Systematic in situ Raman microdroplet spectroelectrochemical (Raman-μSEC) characterization of copper (I) thiocyanate (CuSCN) prepared using electrodeposition from aqueous solution on various substrates (carbon-based, F-doped SnO₂) is presented. CuSCN is a promising solid p-type inorganic semiconductor used in perovskite solar cells as a hole-transporting material. SEM characterization reveals that the CuSCN layers are homogenous with a thickness of ca. 550 nm. Raman spectra of dry CuSCN layers show that the SCN⁻ ion is predominantly bonded in the thiocyanate resonant form to copper through its S−end (Cu−S−C≡N). The double-layer capacitance of the CuSCN layers ranges from 0.3 mF/cm² on the boron-doped diamond to 0.8 mF/cm² on a glass-like carbon.
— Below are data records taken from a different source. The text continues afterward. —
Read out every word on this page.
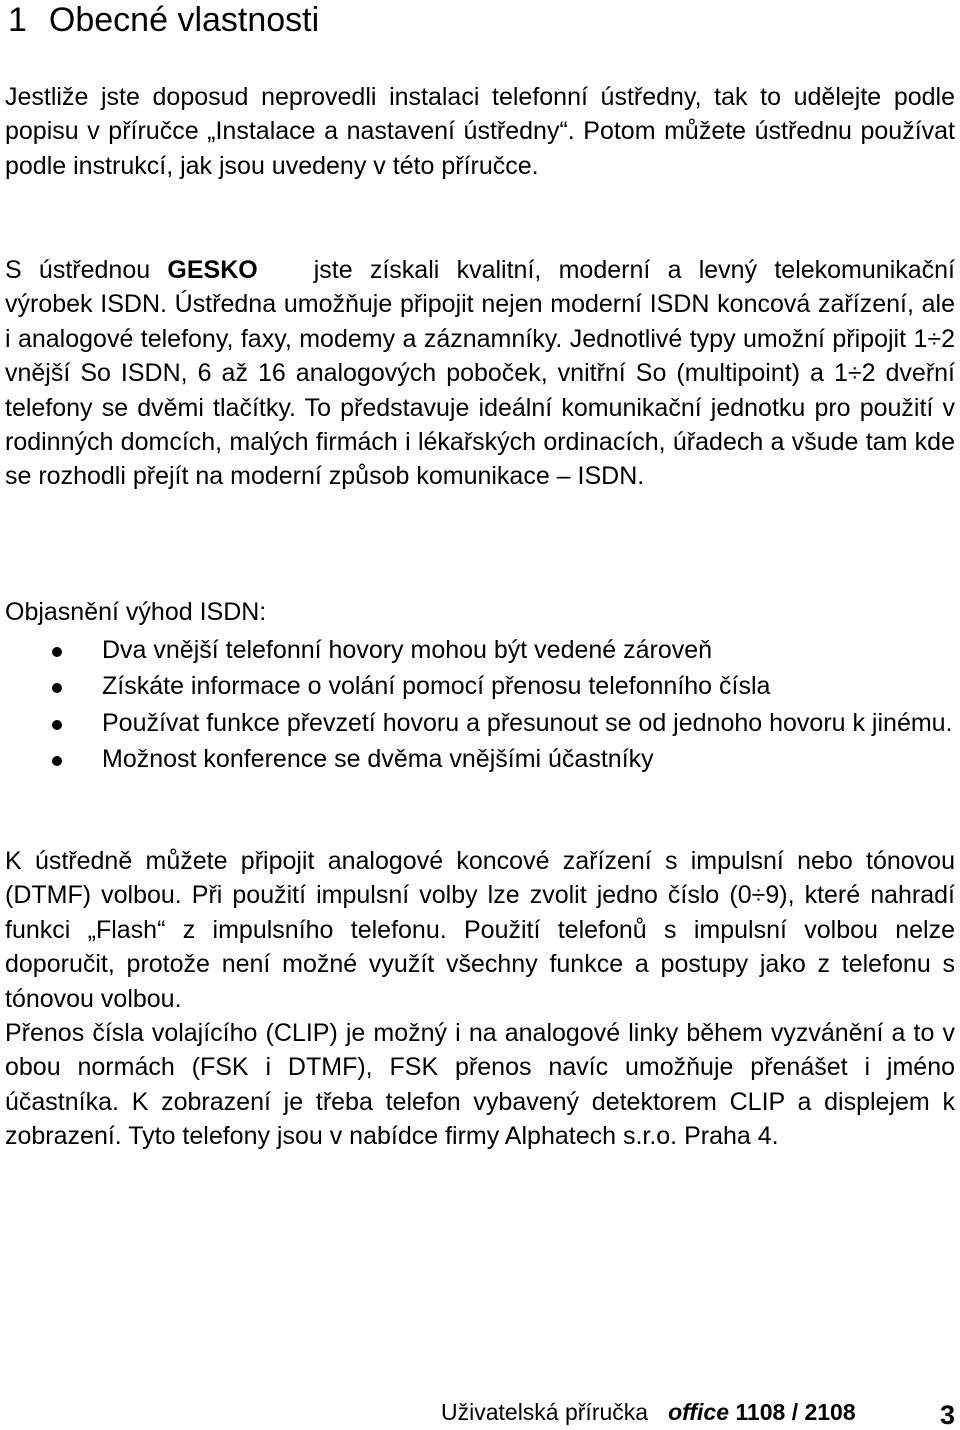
1 Obecné vlastnosti

Jestliže jste doposud neprovedli instalaci telefonní ústředny, tak to udělejte podle popisu v příručce „Instalace a nastavení ústředny“. Potom můžete ústřednu používat podle instrukcí, jak jsou uvedeny v této příručce.

S ústřednou GESKO jste získali kvalitní, moderní a levný telekomunikační výrobek ISDN. Ústředna umožňuje připojit nejen moderní ISDN koncová zařízení, ale i analogové telefony, faxy, modemy a záznamníky. Jednotlivé typy umožní připojit 1÷2 vnější So ISDN, 6 až 16 analogových poboček, vnitřní So (multipoint) a 1÷2 dveřní telefony se dvěmi tlačítky. To představuje ideální komunikační jednotku pro použití v rodinných domcích, malých firmách i lékařských ordinacích, úřadech a všude tam kde se rozhodli přejít na moderní způsob komunikace – ISDN.

Objasnění výhod ISDN:

Dva vnější telefonní hovory mohou být vedené zároveň
Získáte informace o volání pomocí přenosu telefonního čísla
Používat funkce převzetí hovoru a přesunout se od jednoho hovoru k jinému.
Možnost konference se dvěma vnějšími účastníky

K ústředně můžete připojit analogové koncové zařízení s impulsní nebo tónovou (DTMF) volbou. Při použití impulsní volby lze zvolit jedno číslo (0÷9), které nahradí funkci „Flash“ z impulsního telefonu. Použití telefonů s impulsní volbou nelze doporučit, protože není možné využít všechny funkce a postupy jako z telefonu s tónovou volbou.

Přenos čísla volajícího (CLIP) je možný i na analogové linky během vyzvánění a to v obou normách (FSK i DTMF), FSK přenos navíc umožňuje přenášet i jméno účastníka. K zobrazení je třeba telefon vybavený detektorem CLIP a displejem k zobrazení. Tyto telefony jsou v nabídce firmy Alphatech s.r.o. Praha 4.

Uživatelská příručka office 1108 / 2108	3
In situ Raman-μSEC shows that, independently of the substrate type, all Raman vibrations from CuSCN and the substrate completely vanish in the potential range from 0 to −0.3 V vs. Ag/AgCl, caused by the formation of a passivation layer. At positive potentials (+0.5 V vs. Ag/AgCl), the bands corresponding to the CuSCN vibrations change their intensities compared to those in the as-prepared, dry layers. The changes concern mainly the Cu−SCN form, showing the dependence of the related vibrations on the substrate type and thus on the local environment modifying the delocalization on the Cu−S bond.